With foreclosures surging to record levels, the controversial plan is aimed at propping up the housing market and limiting the financial losses suffered by mortgage lenders and investors in mortgage-backed securities.
However, the plan could trigger a wave of legal action from those investors, and there was also an angry reaction from many homeowners who have been diligently paying their bills.
"We should not bail out lenders, real-estate speculators or those who made the reckless decision to buy a home they knew they could not afford," Bush said. "The homeowners deserve our help. The steps I've outlined today are a sensible response to a serious challenge."

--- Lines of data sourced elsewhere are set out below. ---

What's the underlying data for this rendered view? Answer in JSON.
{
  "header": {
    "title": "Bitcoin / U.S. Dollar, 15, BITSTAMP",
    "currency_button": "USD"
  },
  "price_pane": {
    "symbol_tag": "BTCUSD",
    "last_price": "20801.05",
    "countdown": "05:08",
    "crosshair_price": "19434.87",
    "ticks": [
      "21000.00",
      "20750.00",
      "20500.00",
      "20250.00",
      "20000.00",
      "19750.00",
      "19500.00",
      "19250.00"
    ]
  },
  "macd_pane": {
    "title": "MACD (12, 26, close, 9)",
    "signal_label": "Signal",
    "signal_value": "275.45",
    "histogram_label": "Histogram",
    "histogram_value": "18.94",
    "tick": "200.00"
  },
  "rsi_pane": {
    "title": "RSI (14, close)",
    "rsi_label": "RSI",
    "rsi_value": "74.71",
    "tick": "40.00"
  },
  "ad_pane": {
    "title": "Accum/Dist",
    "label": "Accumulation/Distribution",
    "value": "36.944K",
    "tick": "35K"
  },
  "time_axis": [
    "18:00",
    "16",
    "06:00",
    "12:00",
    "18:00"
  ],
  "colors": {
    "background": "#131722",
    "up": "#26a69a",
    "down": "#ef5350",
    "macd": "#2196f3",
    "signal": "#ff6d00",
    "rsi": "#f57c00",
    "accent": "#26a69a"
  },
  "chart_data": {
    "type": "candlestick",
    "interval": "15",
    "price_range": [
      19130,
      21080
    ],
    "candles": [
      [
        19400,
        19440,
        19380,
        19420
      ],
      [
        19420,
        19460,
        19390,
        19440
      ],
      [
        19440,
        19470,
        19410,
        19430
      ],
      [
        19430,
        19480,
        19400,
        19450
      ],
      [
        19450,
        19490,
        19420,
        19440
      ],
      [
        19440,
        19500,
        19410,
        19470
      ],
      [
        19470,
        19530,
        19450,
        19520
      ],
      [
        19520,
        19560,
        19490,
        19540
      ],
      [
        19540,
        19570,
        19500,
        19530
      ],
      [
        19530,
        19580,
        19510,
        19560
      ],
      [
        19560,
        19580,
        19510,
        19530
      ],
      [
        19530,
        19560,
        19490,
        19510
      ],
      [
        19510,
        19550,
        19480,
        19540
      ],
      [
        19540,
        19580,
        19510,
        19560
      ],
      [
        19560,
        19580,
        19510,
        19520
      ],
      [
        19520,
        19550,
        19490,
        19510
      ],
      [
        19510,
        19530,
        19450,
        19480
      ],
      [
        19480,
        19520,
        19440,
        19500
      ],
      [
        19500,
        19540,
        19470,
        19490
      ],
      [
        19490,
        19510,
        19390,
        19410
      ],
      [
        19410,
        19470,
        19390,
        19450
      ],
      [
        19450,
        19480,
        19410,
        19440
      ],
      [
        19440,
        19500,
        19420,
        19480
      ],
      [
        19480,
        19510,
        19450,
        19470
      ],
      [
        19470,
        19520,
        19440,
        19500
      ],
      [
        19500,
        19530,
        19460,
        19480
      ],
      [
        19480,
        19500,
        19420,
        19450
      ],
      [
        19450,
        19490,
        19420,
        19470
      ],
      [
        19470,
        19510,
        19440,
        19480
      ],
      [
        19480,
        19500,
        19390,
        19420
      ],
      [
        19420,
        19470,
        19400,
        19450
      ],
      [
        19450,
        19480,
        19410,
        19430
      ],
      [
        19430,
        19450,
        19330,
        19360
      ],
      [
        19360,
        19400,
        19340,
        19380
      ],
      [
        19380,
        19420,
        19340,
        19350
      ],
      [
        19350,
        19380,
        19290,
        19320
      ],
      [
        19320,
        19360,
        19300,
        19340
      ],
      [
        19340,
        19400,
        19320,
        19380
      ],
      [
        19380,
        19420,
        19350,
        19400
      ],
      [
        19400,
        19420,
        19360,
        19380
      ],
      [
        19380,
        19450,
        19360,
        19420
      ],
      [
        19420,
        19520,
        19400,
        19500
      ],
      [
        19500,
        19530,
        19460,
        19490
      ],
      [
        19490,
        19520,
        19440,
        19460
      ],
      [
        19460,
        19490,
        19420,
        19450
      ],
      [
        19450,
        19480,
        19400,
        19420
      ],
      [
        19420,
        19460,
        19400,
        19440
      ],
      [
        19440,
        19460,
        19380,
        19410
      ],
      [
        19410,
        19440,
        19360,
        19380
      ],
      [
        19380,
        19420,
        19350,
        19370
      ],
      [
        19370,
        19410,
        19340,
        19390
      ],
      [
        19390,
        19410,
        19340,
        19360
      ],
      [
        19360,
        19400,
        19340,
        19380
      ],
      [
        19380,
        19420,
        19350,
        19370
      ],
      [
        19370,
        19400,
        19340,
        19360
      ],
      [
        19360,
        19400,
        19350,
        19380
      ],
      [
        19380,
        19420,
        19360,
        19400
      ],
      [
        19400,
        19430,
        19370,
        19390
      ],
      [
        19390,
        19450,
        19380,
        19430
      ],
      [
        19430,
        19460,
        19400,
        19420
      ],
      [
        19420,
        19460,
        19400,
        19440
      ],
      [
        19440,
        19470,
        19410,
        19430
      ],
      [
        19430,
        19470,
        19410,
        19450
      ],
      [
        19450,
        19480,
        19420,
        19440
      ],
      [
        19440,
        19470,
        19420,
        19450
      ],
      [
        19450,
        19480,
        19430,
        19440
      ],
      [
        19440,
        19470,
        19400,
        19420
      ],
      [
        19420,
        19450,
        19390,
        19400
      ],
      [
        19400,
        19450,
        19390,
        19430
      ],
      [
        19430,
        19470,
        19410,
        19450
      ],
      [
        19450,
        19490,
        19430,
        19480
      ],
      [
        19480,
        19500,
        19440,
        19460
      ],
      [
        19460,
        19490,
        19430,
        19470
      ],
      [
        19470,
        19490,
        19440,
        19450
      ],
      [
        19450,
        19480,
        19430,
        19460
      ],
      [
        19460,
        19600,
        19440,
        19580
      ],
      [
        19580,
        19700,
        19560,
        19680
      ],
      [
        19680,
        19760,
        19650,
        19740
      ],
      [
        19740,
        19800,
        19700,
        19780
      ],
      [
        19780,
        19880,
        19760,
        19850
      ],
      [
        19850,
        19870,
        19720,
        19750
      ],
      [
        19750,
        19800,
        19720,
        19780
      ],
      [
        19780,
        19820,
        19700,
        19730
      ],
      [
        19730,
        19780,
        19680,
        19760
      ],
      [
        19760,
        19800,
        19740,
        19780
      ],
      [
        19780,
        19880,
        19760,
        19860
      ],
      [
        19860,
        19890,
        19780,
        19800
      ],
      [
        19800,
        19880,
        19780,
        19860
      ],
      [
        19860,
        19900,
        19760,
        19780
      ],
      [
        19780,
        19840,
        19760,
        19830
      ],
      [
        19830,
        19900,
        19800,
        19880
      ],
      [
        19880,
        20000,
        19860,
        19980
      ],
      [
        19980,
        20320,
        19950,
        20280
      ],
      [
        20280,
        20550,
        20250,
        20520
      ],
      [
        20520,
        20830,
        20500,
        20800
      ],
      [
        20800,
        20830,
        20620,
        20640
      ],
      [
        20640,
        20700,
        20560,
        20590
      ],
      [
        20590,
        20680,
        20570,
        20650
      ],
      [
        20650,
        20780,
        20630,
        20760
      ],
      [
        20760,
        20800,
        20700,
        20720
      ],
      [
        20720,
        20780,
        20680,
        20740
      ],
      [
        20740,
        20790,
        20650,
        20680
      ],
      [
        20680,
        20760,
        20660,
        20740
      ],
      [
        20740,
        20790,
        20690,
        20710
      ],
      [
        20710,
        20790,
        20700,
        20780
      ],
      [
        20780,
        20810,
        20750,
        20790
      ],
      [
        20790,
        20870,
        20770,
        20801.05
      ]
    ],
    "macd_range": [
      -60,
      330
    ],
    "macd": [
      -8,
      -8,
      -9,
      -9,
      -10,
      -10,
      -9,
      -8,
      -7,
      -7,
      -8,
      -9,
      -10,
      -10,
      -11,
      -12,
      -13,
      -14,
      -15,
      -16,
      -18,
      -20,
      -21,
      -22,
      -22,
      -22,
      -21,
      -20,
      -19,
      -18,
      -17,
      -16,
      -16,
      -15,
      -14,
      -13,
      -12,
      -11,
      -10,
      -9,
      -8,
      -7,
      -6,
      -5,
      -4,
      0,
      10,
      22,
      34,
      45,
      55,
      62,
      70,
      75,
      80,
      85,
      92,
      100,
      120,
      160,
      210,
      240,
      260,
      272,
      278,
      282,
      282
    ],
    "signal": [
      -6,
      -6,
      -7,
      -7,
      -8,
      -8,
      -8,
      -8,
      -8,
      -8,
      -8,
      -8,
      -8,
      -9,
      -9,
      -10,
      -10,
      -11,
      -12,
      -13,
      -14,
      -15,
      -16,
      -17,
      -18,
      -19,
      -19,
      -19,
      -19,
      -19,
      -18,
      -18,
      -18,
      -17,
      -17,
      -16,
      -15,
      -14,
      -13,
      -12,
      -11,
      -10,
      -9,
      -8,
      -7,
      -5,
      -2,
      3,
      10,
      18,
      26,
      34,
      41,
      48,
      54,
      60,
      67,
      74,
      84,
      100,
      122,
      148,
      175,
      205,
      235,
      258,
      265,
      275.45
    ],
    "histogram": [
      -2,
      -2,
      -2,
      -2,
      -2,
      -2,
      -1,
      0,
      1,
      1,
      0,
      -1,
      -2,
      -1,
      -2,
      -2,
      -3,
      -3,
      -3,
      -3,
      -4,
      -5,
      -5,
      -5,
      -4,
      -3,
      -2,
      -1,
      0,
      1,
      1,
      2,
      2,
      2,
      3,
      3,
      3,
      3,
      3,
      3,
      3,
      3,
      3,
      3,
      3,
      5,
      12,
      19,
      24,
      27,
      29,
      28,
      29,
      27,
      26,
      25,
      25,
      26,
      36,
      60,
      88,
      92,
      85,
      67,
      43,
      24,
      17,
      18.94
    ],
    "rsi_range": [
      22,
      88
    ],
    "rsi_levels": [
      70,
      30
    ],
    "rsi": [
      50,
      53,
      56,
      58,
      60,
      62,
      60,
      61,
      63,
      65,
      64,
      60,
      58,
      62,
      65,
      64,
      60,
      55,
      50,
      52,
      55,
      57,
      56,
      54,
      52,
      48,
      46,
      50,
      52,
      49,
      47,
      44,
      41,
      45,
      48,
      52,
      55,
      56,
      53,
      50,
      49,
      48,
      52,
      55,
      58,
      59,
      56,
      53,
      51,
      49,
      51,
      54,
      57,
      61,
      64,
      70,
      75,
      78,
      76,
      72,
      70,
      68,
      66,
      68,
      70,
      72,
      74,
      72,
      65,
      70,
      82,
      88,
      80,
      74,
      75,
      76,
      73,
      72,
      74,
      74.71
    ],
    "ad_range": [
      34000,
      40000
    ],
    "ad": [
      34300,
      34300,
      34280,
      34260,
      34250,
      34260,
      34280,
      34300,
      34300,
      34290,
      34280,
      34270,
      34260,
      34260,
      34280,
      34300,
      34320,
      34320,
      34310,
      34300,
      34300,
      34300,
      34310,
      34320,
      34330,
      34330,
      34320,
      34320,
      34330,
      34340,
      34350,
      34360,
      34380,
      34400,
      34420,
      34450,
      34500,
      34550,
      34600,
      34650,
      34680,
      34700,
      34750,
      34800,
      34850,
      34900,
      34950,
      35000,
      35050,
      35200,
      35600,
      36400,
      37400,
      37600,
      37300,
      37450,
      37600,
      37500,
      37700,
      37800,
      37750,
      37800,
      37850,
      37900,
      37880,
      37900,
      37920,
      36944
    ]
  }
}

The voluntary agreement is the culmination of weeks of talks between the Bush Administration, the administrative companies which service the loans, and representatives of the investors who ultimately own the mortgages.
Thanks to the spread of securiti-sation, most mortgages have been sold on by the lenders and parcelled up into derivatives such as mortgage-backed securities and collateralised debt obligations, their ultimate ownership scattered among investors across the globe.
Treasury Secretary Hank Paulson admitted that some of these investors might be angry that the terms of the underlying mortgages are being modified, but pointed out that the American Securitisation Forum, which represents investors, was supportive of the plan.
"The industry standards announced today do not change the nature of the responsibilities in the servicing industry - servicers will continue to modify loans when it is in the best interests of the investors. With the investor community on board and as a clear beneficiary of this approach, the risk of litigation should be manageable."
Mark Adelson, of Adelson & Jacob, said investors would wait to see how the plan is implemented.
"If it is the servicers giving away someone else's money, then that is like stealing and that's horrible. If they are maximising the recovery of the loan, then that is in the loan-holders' best interests. The trouble is we can't tell in advance ... how many people redefault. If investors see modifications happening that are just stupid, then I expect them to react to that."
Until the bursting of the credit bubble this year, millions of Americans were able to take out home loans with low introductory "teaser" interest rates, hoping that they would be able to refinance before the rate reset to a higher monthly payment.
Home foreclosures shot up to an all-time high in the three months to the end of September, the Mortgage Bankers' Association said yesterday, and the number of borrowers who had fallen behind in payments was now 6 per cent.
A Moody's economic report yesterday predicted that house prices would continue to fall while the market was "awash with unsold inventory".